Ardennes Fury (also known as Battle of the Ardennes: Fury) is a 2014 direct-to-video war film directed by Joseph J. Lawson. The film, produced by B-movie film company The Asylum, stars Tom Stedham, Bill Voorhees, Tino Struckman, Lawrence C. Garnell Jr., Lauren Vera, Yaron Urbas. Ardennes Fury is a mockbuster of Fury.

==Premise==
In the late Autumn of 1944 before the Battle of the Bulge campaign, an American tank unit gets trapped behind enemy lines.

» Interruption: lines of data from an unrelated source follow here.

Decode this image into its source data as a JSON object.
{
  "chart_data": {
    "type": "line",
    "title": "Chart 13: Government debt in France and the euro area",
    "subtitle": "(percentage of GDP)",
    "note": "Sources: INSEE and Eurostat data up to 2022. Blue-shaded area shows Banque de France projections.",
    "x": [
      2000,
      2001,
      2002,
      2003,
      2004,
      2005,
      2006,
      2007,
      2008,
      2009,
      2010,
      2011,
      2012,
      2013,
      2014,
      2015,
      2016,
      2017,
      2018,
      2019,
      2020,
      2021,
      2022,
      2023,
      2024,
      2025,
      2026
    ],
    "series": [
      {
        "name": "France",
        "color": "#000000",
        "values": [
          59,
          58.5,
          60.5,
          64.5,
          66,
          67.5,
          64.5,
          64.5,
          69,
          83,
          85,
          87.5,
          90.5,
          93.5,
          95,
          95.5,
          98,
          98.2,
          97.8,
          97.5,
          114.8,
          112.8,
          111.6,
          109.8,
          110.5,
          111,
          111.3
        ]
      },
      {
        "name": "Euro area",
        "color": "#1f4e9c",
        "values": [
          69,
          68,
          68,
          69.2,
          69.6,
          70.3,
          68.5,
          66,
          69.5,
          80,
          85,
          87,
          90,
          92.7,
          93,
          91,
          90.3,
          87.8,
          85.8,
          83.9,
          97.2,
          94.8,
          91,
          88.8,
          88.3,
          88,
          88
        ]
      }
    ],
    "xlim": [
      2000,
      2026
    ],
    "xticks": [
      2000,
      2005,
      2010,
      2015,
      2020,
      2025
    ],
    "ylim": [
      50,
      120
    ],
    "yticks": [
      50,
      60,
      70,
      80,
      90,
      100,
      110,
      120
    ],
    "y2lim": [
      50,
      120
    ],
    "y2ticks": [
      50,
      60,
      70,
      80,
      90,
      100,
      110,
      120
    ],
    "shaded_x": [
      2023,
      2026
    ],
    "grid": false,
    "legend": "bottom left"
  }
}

The Allies' Operation Ardennes Fury is about to commence when the tank's commander moves to rescue innocent children and nuns from a nearby orphanage.

==Cast==
- Tom Stedham as Sergeant Lance Dawson
- Bill Voorhees as Private C.K. Luinstra
- Tino Struckman as Major Heston Zeller
- Lawrence C. Garnell Jr. as Sergeant Nathaniel Rose
- Lauren Vera as Sister Claudette
- Yaron Urbas as Corporal Michael Griffin
- Analiese Anderson as Mother Mary
- Trey Hough as Sergeant Freddie McNay
- Elvin Manges as Corporal Donald Gunderson
- Kyle Golden as Private Richard Somers

==Release==
Ardennes Fury was released direct-to-DVD on November 11, 2014.

===Critical reception===
Like many of The Asylum's "mockbusters", the film received universally negative reviews.